L’avessi saputo prima!
- Stefania Fauda
- 9 ott
- Tempo di lettura: 2 min
I campanelli d’allarme che tutti i genitori dovrebbero conoscere.
La nostra società è ancora eccessivamente incentrata sul negativo, insomma sul curare il sintomo e la malattia piuttosto che sulla prevenzione.
Negli ultimi anni sembrano dilagare le diagnosi, di DSA, ADHD, AUTISMO e chi più ne ha più ne metta, generando perplessità non solo tra gli addetti ai lavori (professionisti sanitari e insegnanti), ma anche e soprattutto generando dubbi sull’attendibilità delle diagnosi stesse.

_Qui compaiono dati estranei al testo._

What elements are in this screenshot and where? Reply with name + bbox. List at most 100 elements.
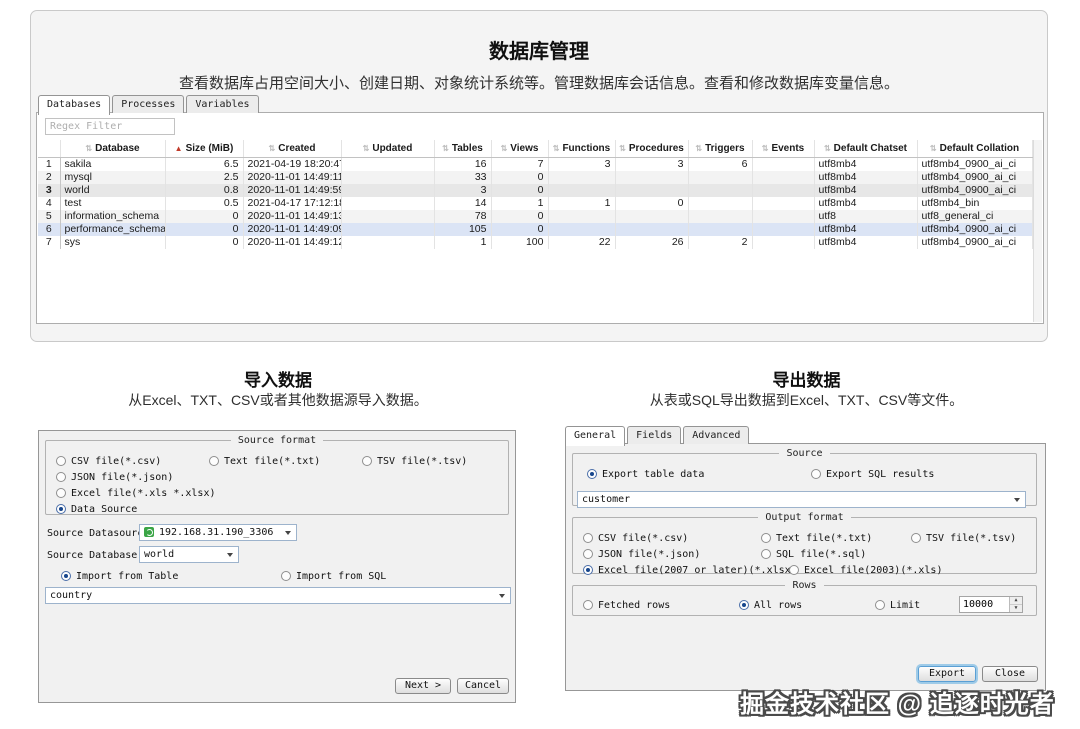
cell xyxy=(341,157,434,171)
column-header-functions[interactable]: ⇅Functions xyxy=(548,140,615,157)
import-title: 导入数据 xyxy=(38,366,518,391)
column-header-database[interactable]: ⇅Database xyxy=(60,140,165,157)
regex-filter-input[interactable] xyxy=(45,118,175,135)
cell: 1 xyxy=(491,197,548,210)
export-source-legend: Source xyxy=(779,448,829,459)
table-row-sakila[interactable]: 1sakila6.52021-04-19 18:20:47167336utf8m… xyxy=(38,157,1032,171)
spinner-down-icon[interactable]: ▼ xyxy=(1010,605,1022,612)
radio-out-xlsx[interactable]: Excel file(2007 or later)(*.xlsx) xyxy=(583,565,797,576)
column-header-tables[interactable]: ⇅Tables xyxy=(434,140,491,157)
source-database-combo[interactable]: world xyxy=(139,546,239,563)
cell: utf8mb4 xyxy=(814,197,917,210)
sort-icon: ⇅ xyxy=(501,144,508,153)
row-number-header xyxy=(38,140,60,157)
radio-out-xls[interactable]: Excel file(2003)(*.xls) xyxy=(789,565,942,576)
table-row-information_schema[interactable]: 5information_schema02020-11-01 14:49:137… xyxy=(38,210,1032,223)
cell: utf8 xyxy=(814,210,917,223)
cell: 0 xyxy=(165,236,243,249)
export-button[interactable]: Export xyxy=(918,666,976,682)
radio-import-from-table[interactable]: Import from Table xyxy=(61,571,178,582)
cell: utf8mb4_0900_ai_ci xyxy=(917,184,1032,197)
source-datasource-combo[interactable]: 192.168.31.190_3306 xyxy=(139,524,297,541)
spinner-up-icon[interactable]: ▲ xyxy=(1010,597,1022,605)
radio-icon xyxy=(911,533,921,543)
cell xyxy=(615,210,688,223)
row-number: 1 xyxy=(38,157,60,171)
cell: 2 xyxy=(688,236,752,249)
cell: sakila xyxy=(60,157,165,171)
close-button[interactable]: Close xyxy=(982,666,1038,682)
table-row-world[interactable]: 3world0.82020-11-01 14:49:5930utf8mb4utf… xyxy=(38,184,1032,197)
radio-export-sql-results[interactable]: Export SQL results xyxy=(811,469,934,480)
column-header-updated[interactable]: ⇅Updated xyxy=(341,140,434,157)
radio-icon xyxy=(761,533,771,543)
radio-out-csv[interactable]: CSV file(*.csv) xyxy=(583,533,688,544)
radio-out-tsv[interactable]: TSV file(*.tsv) xyxy=(911,533,1016,544)
radio-json-file[interactable]: JSON file(*.json) xyxy=(56,472,173,483)
column-header-procedures[interactable]: ⇅Procedures xyxy=(615,140,688,157)
radio-text-file[interactable]: Text file(*.txt) xyxy=(209,456,320,467)
column-header-default-collation[interactable]: ⇅Default Collation xyxy=(917,140,1032,157)
cell xyxy=(752,236,814,249)
radio-icon xyxy=(789,565,799,575)
radio-excel-file[interactable]: Excel file(*.xls *.xlsx) xyxy=(56,488,216,499)
cell: 33 xyxy=(434,171,491,184)
tab-fields[interactable]: Fields xyxy=(627,426,681,444)
column-header-views[interactable]: ⇅Views xyxy=(491,140,548,157)
source-table-combo[interactable]: country xyxy=(45,587,511,604)
tab-databases[interactable]: Databases xyxy=(38,95,110,115)
output-format-legend: Output format xyxy=(758,512,850,523)
tab-processes[interactable]: Processes xyxy=(112,95,184,113)
cell: 100 xyxy=(491,236,548,249)
cell: 6.5 xyxy=(165,157,243,171)
table-row-mysql[interactable]: 2mysql2.52020-11-01 14:49:11330utf8mb4ut… xyxy=(38,171,1032,184)
radio-all-rows[interactable]: All rows xyxy=(739,600,802,611)
radio-import-from-sql[interactable]: Import from SQL xyxy=(281,571,386,582)
tab-general[interactable]: General xyxy=(565,426,625,446)
cell: test xyxy=(60,197,165,210)
table-row-performance_schema[interactable]: 6performance_schema02020-11-01 14:49:091… xyxy=(38,223,1032,236)
radio-icon xyxy=(587,469,597,479)
radio-data-source[interactable]: Data Source xyxy=(56,504,137,515)
vertical-scrollbar[interactable] xyxy=(1033,140,1042,322)
table-row-test[interactable]: 4test0.52021-04-17 17:12:1814110utf8mb4u… xyxy=(38,197,1032,210)
sort-active-icon: ▲ xyxy=(175,144,183,153)
column-header-size-mib-[interactable]: ▲Size (MiB) xyxy=(165,140,243,157)
column-header-default-chatset[interactable]: ⇅Default Chatset xyxy=(814,140,917,157)
connection-icon xyxy=(144,527,154,537)
tab-advanced[interactable]: Advanced xyxy=(683,426,749,444)
sort-icon: ⇅ xyxy=(363,144,370,153)
sort-icon: ⇅ xyxy=(762,144,769,153)
radio-out-json[interactable]: JSON file(*.json) xyxy=(583,549,700,560)
cell: 2020-11-01 14:49:12 xyxy=(243,236,341,249)
cell: 2020-11-01 14:49:13 xyxy=(243,210,341,223)
column-label: Functions xyxy=(562,143,610,154)
radio-export-table-data[interactable]: Export table data xyxy=(587,469,704,480)
radio-out-text[interactable]: Text file(*.txt) xyxy=(761,533,872,544)
row-number: 6 xyxy=(38,223,60,236)
limit-input[interactable] xyxy=(960,597,1009,612)
limit-spinner[interactable]: ▲▼ xyxy=(959,596,1023,613)
radio-limit[interactable]: Limit xyxy=(875,600,920,611)
table-row-sys[interactable]: 7sys02020-11-01 14:49:12110022262utf8mb4… xyxy=(38,236,1032,249)
radio-fetched-rows[interactable]: Fetched rows xyxy=(583,600,670,611)
tab-variables[interactable]: Variables xyxy=(186,95,258,113)
cell xyxy=(752,157,814,171)
next-button[interactable]: Next > xyxy=(395,678,451,694)
watermark: 掘金技术社区 @ 追逐时光者 xyxy=(740,684,1055,719)
column-label: Events xyxy=(771,143,804,154)
column-header-created[interactable]: ⇅Created xyxy=(243,140,341,157)
cell: utf8mb4_bin xyxy=(917,197,1032,210)
cancel-button[interactable]: Cancel xyxy=(457,678,509,694)
radio-csv-file[interactable]: CSV file(*.csv) xyxy=(56,456,161,467)
radio-out-sql[interactable]: SQL file(*.sql) xyxy=(761,549,866,560)
export-table-combo[interactable]: customer xyxy=(577,491,1026,508)
radio-tsv-file[interactable]: TSV file(*.tsv) xyxy=(362,456,467,467)
cell xyxy=(688,171,752,184)
cell: 2020-11-01 14:49:11 xyxy=(243,171,341,184)
column-header-triggers[interactable]: ⇅Triggers xyxy=(688,140,752,157)
cell xyxy=(548,223,615,236)
cell: 0.8 xyxy=(165,184,243,197)
column-header-events[interactable]: ⇅Events xyxy=(752,140,814,157)
cell xyxy=(752,197,814,210)
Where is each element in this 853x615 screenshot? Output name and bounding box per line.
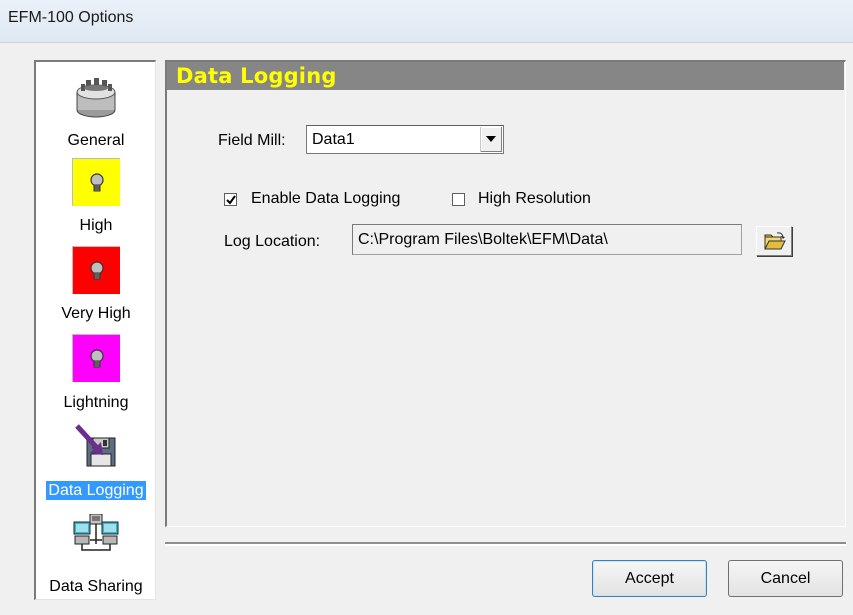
enable-data-logging-checkbox[interactable] [224,193,237,206]
floppy-disk-arrow-icon [73,422,119,475]
sidebar-item-very-high[interactable]: Very High [36,246,156,334]
window-title: EFM-100 Options [8,9,134,26]
sidebar-item-label: General [67,132,125,149]
bulb-icon [72,246,120,294]
sidebar-item-high[interactable]: High [36,158,156,242]
options-sidebar: General High Very High Lightning Data Lo… [34,60,156,600]
panel-header: Data Logging [167,62,844,90]
field-mill-value: Data1 [312,131,355,148]
field-mill-select[interactable]: Data1 [306,125,504,154]
chevron-down-icon[interactable] [480,127,502,152]
sidebar-item-label: Data Logging [46,481,146,500]
panel-title: Data Logging [176,64,337,88]
cancel-button[interactable]: Cancel [728,560,843,597]
sidebar-item-label: Data Sharing [49,578,143,595]
sidebar-item-label: Lightning [63,394,129,411]
bulb-icon [72,158,120,206]
data-logging-panel: Data Logging Field Mill: Data1 Enable Da… [165,60,846,527]
sidebar-item-label: High [79,217,113,234]
network-computers-icon [72,513,120,559]
high-resolution-checkbox[interactable] [452,193,465,206]
field-mill-label: Field Mill: [218,132,286,149]
field-mill-device-icon [72,74,120,125]
log-location-label: Log Location: [224,233,321,250]
log-location-value: C:\Program Files\Boltek\EFM\Data\ [358,231,608,248]
enable-data-logging-label[interactable]: Enable Data Logging [251,190,400,208]
sidebar-item-data-logging[interactable]: Data Logging [36,422,156,506]
sidebar-item-general[interactable]: General [36,68,156,154]
sidebar-item-data-sharing[interactable]: Data Sharing [36,512,156,598]
window-titlebar: EFM-100 Options [0,0,853,43]
accept-button[interactable]: Accept [592,560,707,597]
sidebar-item-label: Very High [61,305,131,322]
log-location-field[interactable]: C:\Program Files\Boltek\EFM\Data\ [352,224,742,255]
high-resolution-label[interactable]: High Resolution [478,190,591,208]
browse-folder-button[interactable] [756,226,792,256]
sidebar-item-lightning[interactable]: Lightning [36,334,156,418]
separator-highlight [165,544,846,546]
bulb-icon [72,334,120,382]
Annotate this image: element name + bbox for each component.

Qui il paradosso, che scredita la necessità di chi ha bisogni speciali per davvero; così quante volte ho sentito dire “Ormai sono tutti DSA” dagli adulti, oppure ”Voglio anche io il foglio” da parte dei ragazzini stessi.
Se è pur vero che tutti questi certificati possono generare confusione, una spiegazione logica c’è: il confine tra difficoltà e disturbo è labile, ma in una società di stimolazioni inefficaci, segnata dalle grandi lacune – scolastiche, affettive, relazionali – derivanti dagli anni del Covid, molte difficoltà hanno semplicemente varcato la soglia, cronicizzandosi.
Ecco allora che lavorare in ottica preventiva risulta fondamentale, per sensibilizzare i genitori circa i campanelli d’allarme che potrebbero definirsi come fattori di rischio circa lo sviluppo di disturbi del neurosviluppo e permettere così interventi tempestivi, che permettano di ridurre la difficoltà sul nascere.
Certo, ogni persona è a sé, ma ecco una carrellata di fattori che irrimediabilmente espongono ad un maggiore rischio (ed occhio, rischio non vuol dire causa effetto):
Complicanze nel parto (parto distocico, d’urgenza, uso della ventosa);
Punteggio di Apgar <7 al 1° minuto;
Nascita pretermine a <35° settimane;
Basso peso alla nascita <1,5 kg;
Una o più anestesie generali prima del 4° anno di vita;
Ritardo nello sviluppo del Linguaggio (<50 parole a 2 anni);
Familiarità in linea diretta (genitori, fratelli, cugini);
Impaccio nei movimenti (scale, lacci delle scarpe);
Uso protratto di antibiotici nei primi anni di vita;
Assenza di sorriso sociale;
Contatto visivo scarso.
Qualora si presentino uno o più fattori di rischio associati, in modo continuativo e non isolato, vi consiglio dunque di rivolgervi ad uno specialista (logopedista, neuropsicomotricista, psicologo).
E vi assicuro che potete fidarvi di una che, mentre era ancora in sala parto con le gambine all’insù, tra dolori lancinanti (i punti non sono un’esperienza piacevole…) ha chiesto all’ostetrica “Mi scusi, qual è il punteggio di Apgar?”.